If you reach a marked node with value w1, you might need to remark and process it again, if assigning a new value w2 (and w2>w1). This is required to make sure you get the maximum of all minimums.
For example, if I and J are neighbors, I has value w1, J has value w2, and the weight of the edge between them is w3, then if min(w2, w3) > w1 you must remark J and process all it's neighbors again.

Ok, answering my own question here just to try and get a bit of feedback I had on the tentative solution I worked out before posting here:
Each node stores a "path fragment", this is the entire path to itself so far.

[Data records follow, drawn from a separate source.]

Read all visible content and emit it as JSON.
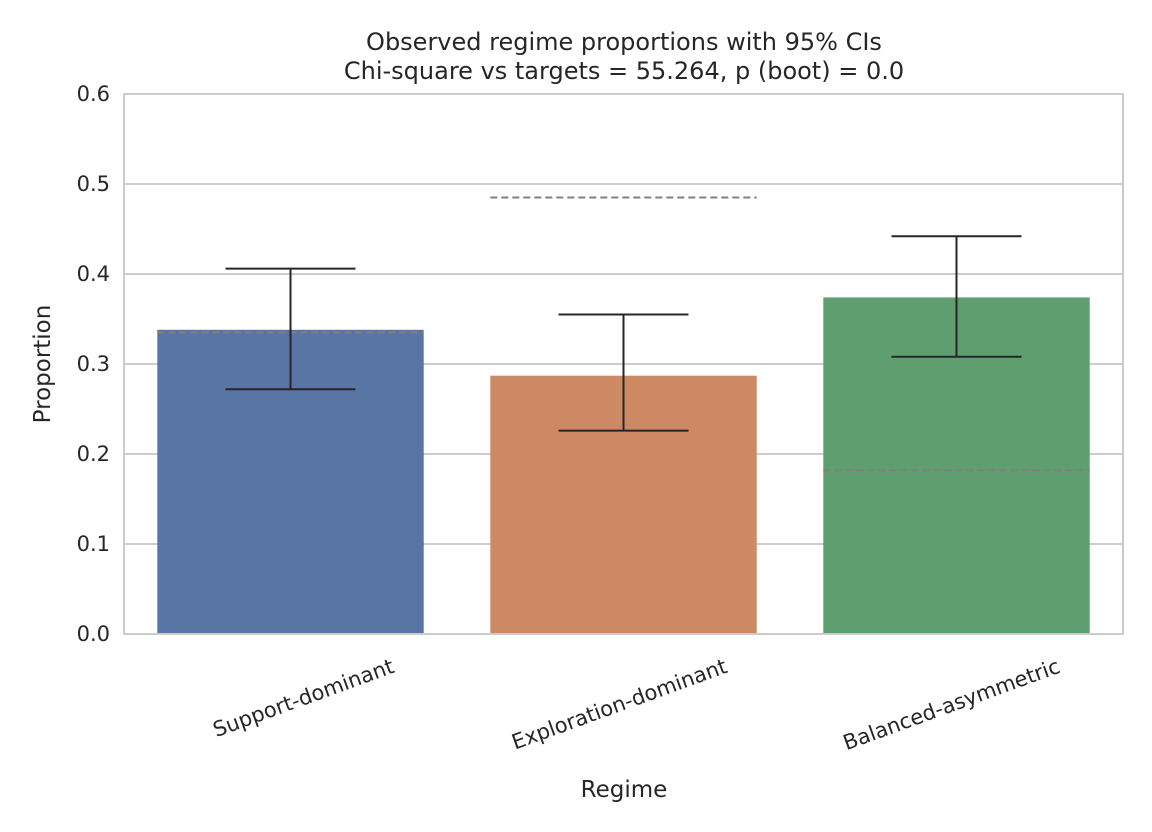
{
  "chart_data": {
    "type": "bar",
    "title": "Observed regime proportions with 95% CIs",
    "subtitle": "Chi-square vs targets = 55.264, p (boot) = 0.0",
    "xlabel": "Regime",
    "ylabel": "Proportion",
    "ylim": [
      0,
      0.6
    ],
    "yticks": [
      "0.0",
      "0.1",
      "0.2",
      "0.3",
      "0.4",
      "0.5",
      "0.6"
    ],
    "grid": true,
    "categories": [
      "Support-dominant",
      "Exploration-dominant",
      "Balanced-asymmetric"
    ],
    "values": [
      0.338,
      0.287,
      0.374
    ],
    "ci_low": [
      0.272,
      0.226,
      0.308
    ],
    "ci_high": [
      0.406,
      0.355,
      0.442
    ],
    "targets": [
      0.335,
      0.485,
      0.182
    ],
    "colors": [
      "#5875a4",
      "#cc8963",
      "#5f9e6e"
    ],
    "grid_color": "#cccccc",
    "target_line_color": "#808080",
    "error_bar_color": "#262626"
  }
}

0) set current vertex to the starting vertex
1) Generate all path fragments from this vertex and add them to a priority queue
2) Take the fragment off the top off the priority queue, and set the current vertex to the ending vertex of that path
3) If the current vertex is the target vertex, then return the path
4) goto 1
I'm not sure this will find the best path though, I think the exit condition in step three is a little ambitious. I can't think of a better exit condition though, since this algorithm doesn't close vertices (a vertex can be referenced in as many path fragments as it likes) you can't just wait until all vertices are closed (like Dijkstra's for example)

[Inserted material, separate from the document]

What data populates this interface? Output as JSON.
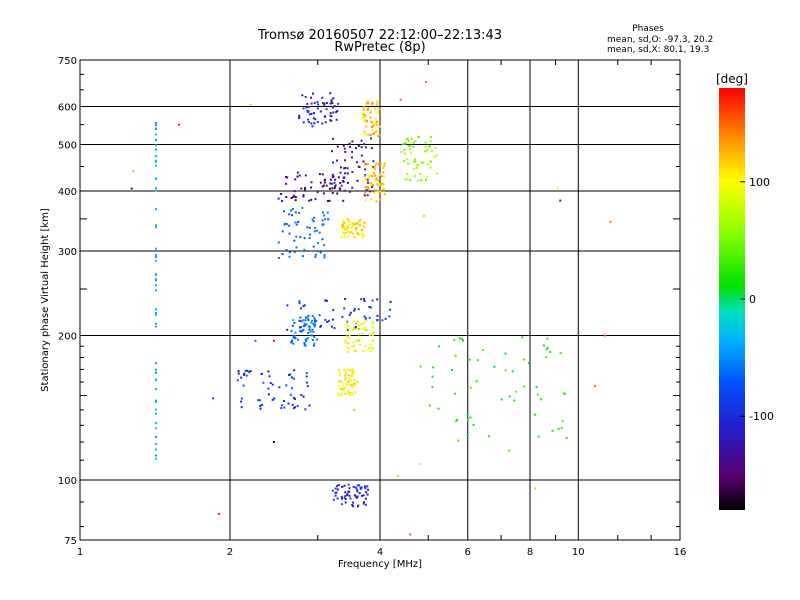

You can still use Dijkstra's!
Instead of using +, use the min() operator.
In addition, you'll want to orient the heap/priority_queue so that the biggest things are on top.

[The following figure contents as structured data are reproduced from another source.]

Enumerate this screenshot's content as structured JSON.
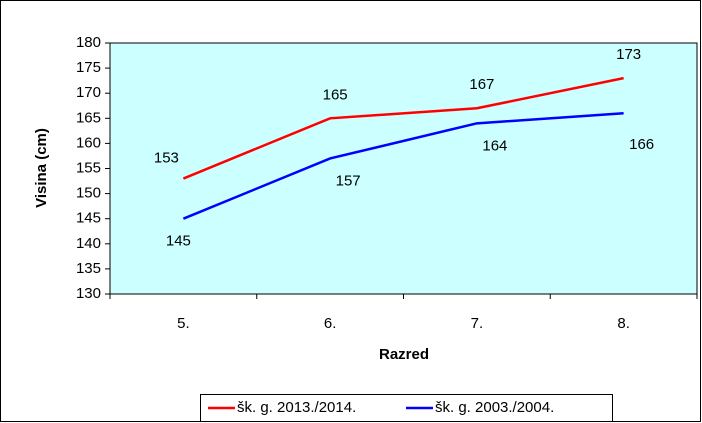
{
  "chart_data": {
    "type": "line",
    "categories": [
      "5.",
      "6.",
      "7.",
      "8."
    ],
    "series": [
      {
        "name": "šk. g. 2013./2014.",
        "color": "#ff0000",
        "values": [
          153,
          165,
          167,
          173
        ]
      },
      {
        "name": "šk. g. 2003./2004.",
        "color": "#0000ff",
        "values": [
          145,
          157,
          164,
          166
        ]
      }
    ],
    "ylim": [
      130,
      180
    ],
    "yticks": [
      130,
      135,
      140,
      145,
      150,
      155,
      160,
      165,
      170,
      175,
      180
    ],
    "y_label": "Visina (cm)",
    "x_label": "Razred",
    "plot_background": "#ccffff",
    "legend": "bottom"
  }
}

Something like this should work: (i've probably missed some implementation details)
let pq = priority queue of <node, minimum edge>, sorted by min. edge descending
push (start, infinity) on queue
mark start as visited
while !queue.empty:
current = pq.top()
pq.pop()
for all neighbors of current.node:
if neighbor has not been visited
pq.decrease_key(neighbor, min(current.weight, edge.weight))
It is guaranteed that whenever you get to a node you followed an optimal path (since you find all possibilities in decreasing order, and you can never improve your path by adding an edge)
The time bounds are the same as Dijkstra's - O(Vlog(E)).
EDIT: oh wait, this is basically what you posted. LOL.